While the first hurdle Thomson will decide will likely be constitutionality, the majority of the day was devoted to testimony about whether the city had been putting forth a good-faith effort to implement the system and whether the technology—or at the very least, the promise of it—was reliably available by the time the City Council needed to make a decision.
Three witnesses, including Secretary of State Maggie Toulouse Oliver and a representative from Dominion Voting Systems, testified that the state was in the process of moving to certify ranked-choice voting software by July, when councilors were considering whether to use it in the next election.
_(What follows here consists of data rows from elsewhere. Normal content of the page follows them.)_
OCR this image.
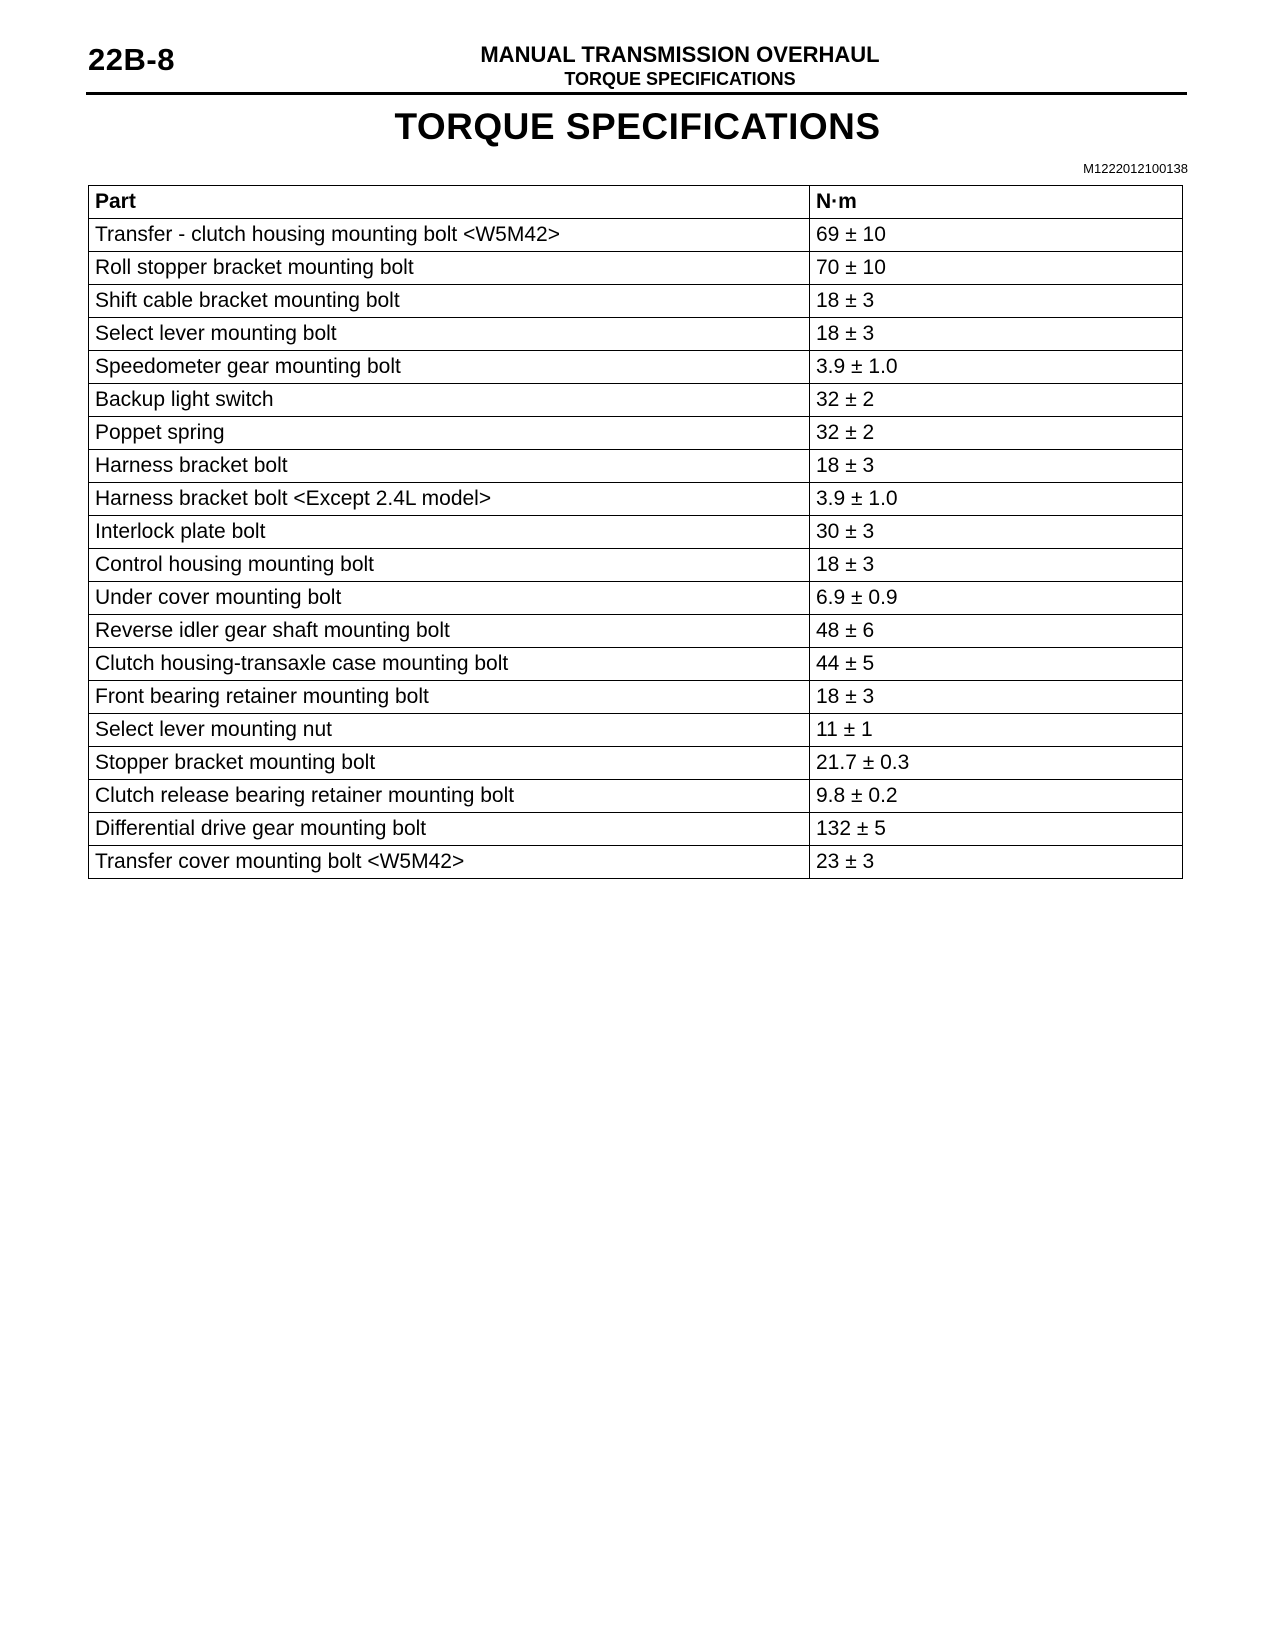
22B-8	MANUAL TRANSMISSION OVERHAUL
TORQUE SPECIFICATIONS
TORQUE SPECIFICATIONS
M1222012100138
Part	N·m
Transfer - clutch housing mounting bolt <W5M42>	69 ± 10
Roll stopper bracket mounting bolt	70 ± 10
Shift cable bracket mounting bolt	18 ± 3
Select lever mounting bolt	18 ± 3
Speedometer gear mounting bolt	3.9 ± 1.0
Backup light switch	32 ± 2
Poppet spring	32 ± 2
Harness bracket bolt	18 ± 3
Harness bracket bolt <Except 2.4L model>	3.9 ± 1.0
Interlock plate bolt	30 ± 3
Control housing mounting bolt	18 ± 3
Under cover mounting bolt	6.9 ± 0.9
Reverse idler gear shaft mounting bolt	48 ± 6
Clutch housing-transaxle case mounting bolt	44 ± 5
Front bearing retainer mounting bolt	18 ± 3
Select lever mounting nut	11 ± 1
Stopper bracket mounting bolt	21.7 ± 0.3
Clutch release bearing retainer mounting bolt	9.8 ± 0.2
Differential drive gear mounting bolt	132 ± 5
Transfer cover mounting bolt <W5M42>	23 ± 3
But Shandler said the state was arbitrarily defining its own deadlines in a light most favorable to using the new system, and painted the clash as the state and advocates trying to force the use of ranked-choice voting on Santa Fe when it wasn't yet ready. When Toulouse Oliver told an attorney that the state was just this week installing software onto the voting machines that would be used, Shandler seized upon it as further proof that saying ranked-choice voting was "available" as the charter amendment required was a mighty stretch—and one that would change the rules of the election some three months into the process that started when candidates picked up nomination packets in September.
Toulouse Oliver countered that the city's March election wouldn't be the first to use the new software. Every machine in the state would have the newly certified and standardized software on it, she testified, and Santa Fe need only switch on the ranked-choice voting function to use it. Constructing a ranked-choice ballot wouldn't take weeks, she said, but more likely a single day.
The city hasn't committed to an appeal if it loses, so it's unclear if Thomson's decision Wednesday will be the final word on the matter.